Give Me The Brain
by Tom Warin
Give Me The Brain: Cheapass Games’ original edition
Give Me The Brain
Board game manufacturer:
Cheapass/James Ernest Games
Number of players:
Brain is a fun card game that’s best with at least three players. This is an occasion where the usual high-concept Cheapass theme is matched with good gameplay. It’s definitely worth a spot in the rotation.
The game and gameplay
“A fast food frenzy for 2-8 players”
Give Me the Brain has had two releases, first from Cheapass Games as a bare bones “envelope” game and then a “Special Edition” from James Ernest Games as a glossy, full-color release. The game won the Origins award for Best Traditional Card Game in 1997.
The Cheapass version comes in an envelope and includes 54 cards printed in black on thin pink card stock and a rule book. The James Ernest version – similar to the special edition of Lord of the Fries – is packaged in a double-wide card box and includes 112 higher quality full-color cards. Both versions require you to provide one six-sided die.
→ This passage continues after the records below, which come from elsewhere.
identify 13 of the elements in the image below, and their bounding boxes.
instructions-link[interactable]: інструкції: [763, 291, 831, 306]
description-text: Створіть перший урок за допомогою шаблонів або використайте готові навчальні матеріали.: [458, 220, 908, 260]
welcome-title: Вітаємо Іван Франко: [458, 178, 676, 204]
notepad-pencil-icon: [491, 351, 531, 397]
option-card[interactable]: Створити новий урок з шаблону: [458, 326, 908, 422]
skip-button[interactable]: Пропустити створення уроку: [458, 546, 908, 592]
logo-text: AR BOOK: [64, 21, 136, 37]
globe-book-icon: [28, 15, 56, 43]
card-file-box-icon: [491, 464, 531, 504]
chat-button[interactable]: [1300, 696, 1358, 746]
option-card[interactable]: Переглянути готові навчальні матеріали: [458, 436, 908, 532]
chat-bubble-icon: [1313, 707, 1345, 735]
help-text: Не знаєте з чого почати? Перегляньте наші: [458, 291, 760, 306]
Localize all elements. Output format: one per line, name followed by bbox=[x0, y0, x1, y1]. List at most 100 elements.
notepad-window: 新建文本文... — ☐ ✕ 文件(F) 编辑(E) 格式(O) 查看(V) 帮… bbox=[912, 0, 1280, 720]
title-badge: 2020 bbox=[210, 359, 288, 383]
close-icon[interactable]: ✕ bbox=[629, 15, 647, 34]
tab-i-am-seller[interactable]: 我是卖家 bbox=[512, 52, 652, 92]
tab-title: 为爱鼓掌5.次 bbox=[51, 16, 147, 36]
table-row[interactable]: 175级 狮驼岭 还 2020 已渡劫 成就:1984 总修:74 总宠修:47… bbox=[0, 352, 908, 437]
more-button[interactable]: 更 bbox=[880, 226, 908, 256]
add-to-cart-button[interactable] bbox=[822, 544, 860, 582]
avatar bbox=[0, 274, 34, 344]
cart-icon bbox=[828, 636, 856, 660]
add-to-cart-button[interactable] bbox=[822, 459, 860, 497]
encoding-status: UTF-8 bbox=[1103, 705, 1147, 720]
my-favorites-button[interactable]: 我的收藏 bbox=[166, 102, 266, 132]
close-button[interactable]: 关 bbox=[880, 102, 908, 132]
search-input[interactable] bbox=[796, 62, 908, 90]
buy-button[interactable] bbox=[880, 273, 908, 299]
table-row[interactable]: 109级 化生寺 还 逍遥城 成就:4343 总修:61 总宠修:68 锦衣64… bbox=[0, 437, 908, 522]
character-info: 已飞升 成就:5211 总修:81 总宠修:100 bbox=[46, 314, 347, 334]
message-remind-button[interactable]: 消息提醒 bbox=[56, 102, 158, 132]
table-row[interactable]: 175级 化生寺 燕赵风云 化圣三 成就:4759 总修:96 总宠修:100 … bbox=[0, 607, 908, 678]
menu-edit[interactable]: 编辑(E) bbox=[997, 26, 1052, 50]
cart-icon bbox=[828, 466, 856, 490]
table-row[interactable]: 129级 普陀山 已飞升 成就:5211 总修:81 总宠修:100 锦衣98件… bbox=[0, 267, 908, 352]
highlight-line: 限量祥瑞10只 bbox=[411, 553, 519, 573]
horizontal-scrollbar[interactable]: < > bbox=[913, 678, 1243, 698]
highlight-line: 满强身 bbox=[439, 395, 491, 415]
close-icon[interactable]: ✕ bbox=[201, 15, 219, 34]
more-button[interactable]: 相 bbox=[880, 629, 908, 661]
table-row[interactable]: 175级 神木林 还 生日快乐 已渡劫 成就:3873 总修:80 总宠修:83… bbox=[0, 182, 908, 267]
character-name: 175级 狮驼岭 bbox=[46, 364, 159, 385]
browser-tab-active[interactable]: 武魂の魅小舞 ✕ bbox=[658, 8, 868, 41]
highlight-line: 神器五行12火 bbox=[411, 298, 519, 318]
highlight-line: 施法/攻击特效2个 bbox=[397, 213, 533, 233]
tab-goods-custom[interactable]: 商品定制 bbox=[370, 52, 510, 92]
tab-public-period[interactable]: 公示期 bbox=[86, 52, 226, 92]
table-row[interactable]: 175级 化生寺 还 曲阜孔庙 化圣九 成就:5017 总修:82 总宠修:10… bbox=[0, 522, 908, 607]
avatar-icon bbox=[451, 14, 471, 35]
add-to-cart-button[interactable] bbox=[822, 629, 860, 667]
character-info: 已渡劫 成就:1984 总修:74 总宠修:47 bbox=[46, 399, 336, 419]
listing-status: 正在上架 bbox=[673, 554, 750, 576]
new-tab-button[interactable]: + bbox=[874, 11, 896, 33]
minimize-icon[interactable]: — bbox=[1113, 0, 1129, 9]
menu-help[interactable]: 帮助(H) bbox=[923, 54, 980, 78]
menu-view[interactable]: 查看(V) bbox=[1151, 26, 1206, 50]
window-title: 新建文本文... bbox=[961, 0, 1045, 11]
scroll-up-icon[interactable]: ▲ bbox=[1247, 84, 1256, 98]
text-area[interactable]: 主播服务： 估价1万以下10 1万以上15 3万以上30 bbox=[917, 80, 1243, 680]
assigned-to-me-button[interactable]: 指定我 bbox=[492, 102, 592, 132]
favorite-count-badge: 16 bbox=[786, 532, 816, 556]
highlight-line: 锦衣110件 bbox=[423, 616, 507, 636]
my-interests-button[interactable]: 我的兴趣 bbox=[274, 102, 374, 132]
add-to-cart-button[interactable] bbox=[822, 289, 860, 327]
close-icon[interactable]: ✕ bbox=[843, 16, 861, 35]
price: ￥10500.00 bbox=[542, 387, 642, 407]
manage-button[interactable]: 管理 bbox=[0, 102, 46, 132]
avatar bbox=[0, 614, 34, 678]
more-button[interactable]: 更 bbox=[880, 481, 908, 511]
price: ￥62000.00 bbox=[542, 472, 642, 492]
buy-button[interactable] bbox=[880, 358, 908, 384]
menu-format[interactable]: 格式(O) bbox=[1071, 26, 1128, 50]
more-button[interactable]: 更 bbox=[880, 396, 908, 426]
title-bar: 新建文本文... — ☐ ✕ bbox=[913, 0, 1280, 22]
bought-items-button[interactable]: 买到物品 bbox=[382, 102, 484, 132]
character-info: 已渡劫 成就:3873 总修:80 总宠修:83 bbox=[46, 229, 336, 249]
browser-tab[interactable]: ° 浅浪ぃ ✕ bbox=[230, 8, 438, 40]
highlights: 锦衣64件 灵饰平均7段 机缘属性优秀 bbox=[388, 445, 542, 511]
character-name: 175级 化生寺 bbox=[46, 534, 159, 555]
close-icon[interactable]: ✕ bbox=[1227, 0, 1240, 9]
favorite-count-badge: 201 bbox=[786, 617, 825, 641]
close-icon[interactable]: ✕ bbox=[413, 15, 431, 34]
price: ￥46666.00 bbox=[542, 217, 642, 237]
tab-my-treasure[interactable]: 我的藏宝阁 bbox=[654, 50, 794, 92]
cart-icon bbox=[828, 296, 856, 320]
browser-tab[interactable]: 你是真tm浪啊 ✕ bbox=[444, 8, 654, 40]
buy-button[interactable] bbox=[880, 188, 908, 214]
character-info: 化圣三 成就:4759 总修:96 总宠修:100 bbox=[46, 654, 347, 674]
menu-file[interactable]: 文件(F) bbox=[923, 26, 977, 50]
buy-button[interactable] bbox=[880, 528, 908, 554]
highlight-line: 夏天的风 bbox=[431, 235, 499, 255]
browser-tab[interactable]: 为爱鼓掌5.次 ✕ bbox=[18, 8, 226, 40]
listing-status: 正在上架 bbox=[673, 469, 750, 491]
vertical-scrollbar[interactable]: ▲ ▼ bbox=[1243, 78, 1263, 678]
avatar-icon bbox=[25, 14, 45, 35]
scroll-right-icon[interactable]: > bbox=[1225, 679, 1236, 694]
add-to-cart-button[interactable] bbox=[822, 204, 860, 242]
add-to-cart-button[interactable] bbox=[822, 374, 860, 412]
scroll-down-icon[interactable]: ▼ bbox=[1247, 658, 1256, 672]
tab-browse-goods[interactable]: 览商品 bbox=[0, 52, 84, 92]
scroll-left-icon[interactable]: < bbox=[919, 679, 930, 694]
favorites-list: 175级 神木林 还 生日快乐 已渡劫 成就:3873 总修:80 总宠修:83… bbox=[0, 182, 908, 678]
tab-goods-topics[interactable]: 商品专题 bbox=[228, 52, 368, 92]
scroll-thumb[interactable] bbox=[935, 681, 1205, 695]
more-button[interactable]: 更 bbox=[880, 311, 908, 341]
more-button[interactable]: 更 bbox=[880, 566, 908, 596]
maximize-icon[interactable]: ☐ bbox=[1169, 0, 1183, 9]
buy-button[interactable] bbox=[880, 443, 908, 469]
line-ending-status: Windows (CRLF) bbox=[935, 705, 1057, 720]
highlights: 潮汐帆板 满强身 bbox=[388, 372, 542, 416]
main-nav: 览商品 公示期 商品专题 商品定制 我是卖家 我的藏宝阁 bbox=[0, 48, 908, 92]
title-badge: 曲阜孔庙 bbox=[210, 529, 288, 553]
Both versions are attractively illustrated by Brian Snoddy. The design of the full color cards is better, but art in the old version is still a lot of fun. Each of the “bid” cards features a picture of a zombie in a different predicament.
There are two types of card in the deck: “bid” cards, which are played in order to get the brain and “task” cards, which describe an action that usually impacts the cards held by one or more players. The die is used to represent the brain, which is required to perform certain tasks.The winner is the player that empties their hand first.
The cards are shuffled and each player is dealt seven or six cards, depending on the number of players. The rest of the deck is the draw deck. As cards are played, they are placed face up on the discard deck. If the draw deck is exhausted, the discard deck is shuffled and replaces it.
The game begins with a “bidding” round to determine who starts with the brain. Each player, starting with the dealer, can play a “bid” card. Whoever plays the highest numbered card gets the brain and goes first. If no-one plays a bid card, everybody draws one card and another round of bidding occurs. This continues until somebody has the brain.
Play proceeds around the table to the left unless the brain is “dropped” (more on that later), which causes a new bidding round to occur. Bidding generally starts with the player who dropped the brain. The player than gets the brain after the bidding round goes next. That means that some players may have their turn skipped.
On a turn, a player must either play one or more “task” cards, or draw one card from the deck. Each task has a graphic showing one or two hands. You can play up to two hands’ worth of tasks, unless you pick up a special card (“I found this in the back”) that gives you an extra hand.
Some task cards require you to have the brain in order to play them. Once you carry out a brain task, you must roll the die and match or exceed the difficulty of the task which is printed on the card. If you do not succeed in your roll, then you have “dropped” the brain and it’s up for grabs. A bidding round then occurs, with play proceeding with whoever wins the brain.
If you have no cards left at the conclusion of your round, you win the game.
There are so many different kinds of task cards available that it’s hard to suggest a general strategy for the game. The game can turn on you very quickly on the play of one card. For example, the Graveyard Shift task forces every player to pass their hand to the right and the This Reminds me of Work task allows you to swap hands with another player.
Sometimes it’s worth bidding for the brain with a low card that you do not expect to win with, just to get it out of your hand. Drawing from the deck may increase the size of your hand, but will also increase your options, especially if you draw one of the game-changing cards. It’s worth it to keep the brain bouncing around because the more powerful task cards generally require it.
Pros and cons
There’s enough variety in the tasks to keep things interesting and varied across different games. Strategy pretty much has to be made up on the fly and there’s a good helping of luck to shake things up.
The zombie theme in Give Me The Brain is great and provides some extra flavor (our house rule is that you have to talk like a zombie-fied member of the Rolling Stones when playing a “give me the brain” card: Give me the brain, Mick, the pickles are staring at me!)
The newer edition has better quality cards, but the art is good on both sets. It packs up pretty small, so it’s a good game to take on the road.
Although you can play with just two players, it really isn’t fun until your get three, or preferably four players involved. The bare-bones feel and the zombie theme can act as a barrier for some people; I’ve played with people who just don’t “get it” and it’s an exercise in frustration. The cards in the original edition are a little flimsy.
I’m not saying that zombies necessarily make for a good game, but they’re a good start. The learning curve for Give Me The Brain is usually one or two games, but after that games move pretty quickly and it’s a lot of fun. There’s plenty of variety in the gameplay and good flavor from the zombie theme.